Uber posted a $1.2 billion loss Monday on healthy revenue growth, a better-than-expected result nearly six months after its May initial public offering.

The loss was narrower than the company’s $5.2 billion second-quarter deficit, beating analysts’ expectations, though it comes ahead of a potential stock sell-off later this week when employees are able to start selling their stock options.

The company is under increasing pressure to demonstrate its ability to turn a profit as rival Lyft posts shrinking losses and better-than-expected growth figures half a year after going public. Uber’s valuation has been sliced by a third since it was listed on the stock market at $45 in May. The stock hovered at about $30 on Monday, falling in after-hours trading likely due to the substantial loss.

Uber has laid off nearly a thousand employees since going public, including in marketing and communications, product and engineering, and teams such as its self-driving and food delivery units. The company has also shifted to a more experimental rather than a research-intensive focus for developing products, an effort to streamline its research and development process by delivering more quickly on what users prefer. It’s also focusing on fewer of them.

Meanwhile, the company’s employee lockup period, where there are restrictions on whether workers can sell their stock, was expected to lift this week, raising concerns about a potential rush to exercise those options. The rush to the market – with over $20 billion worth of stock suddenly in play – “could cause an avalanche of selling as early investors and insiders hit the bid,” a major Wall Street concern, said Dan Ives, an analyst with Wedbush Securities, in his earnings preview.

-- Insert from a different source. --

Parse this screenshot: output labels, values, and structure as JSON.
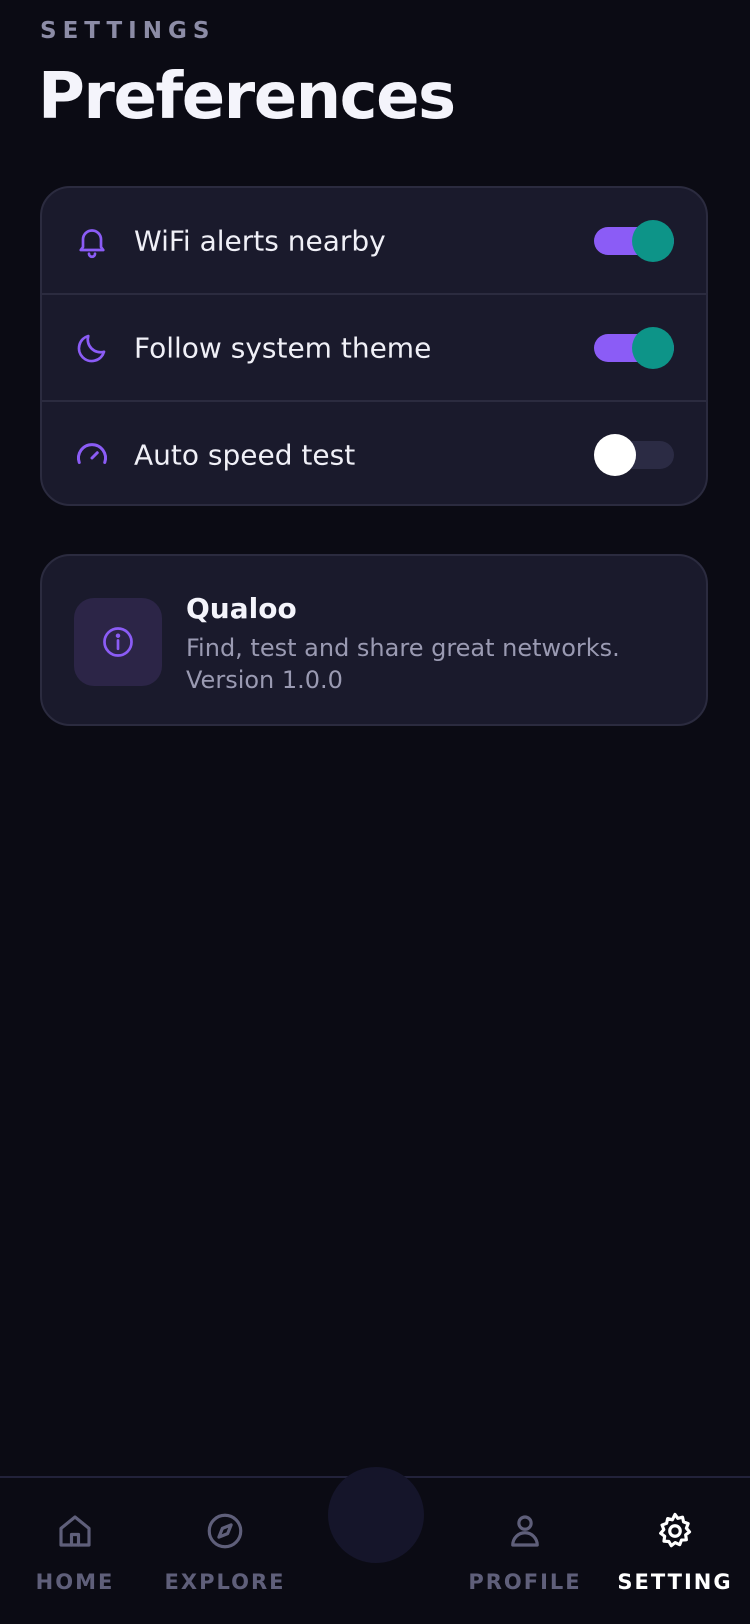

Lyft’s stock climbed Wednesday, after it reported strong revenue growth and a narrower quarter-over-quarter loss. The company also revised its financial outlook to predict higher-than-expected growth, ushering in investor confidence – though Uber remains the dominant player in the ride-hailing space.

Analysts had expected Uber to report stronger revenue and a narrower loss, given the cutbacks and other efforts to make the company run more efficiently. They were heavily focused this week on whether Uber could maintain enough cash on hand to keep itself afloat in the face of significant losses, even as the company’s dominant market share – 70 percent or more, according to IPO documents from both companies – gave it an upside over its rival.

Uber said revenue was up 30 percent compared with that from the same quarter last year, and the company closed out the quarter with more cash than the prior one, following asset sales and investments.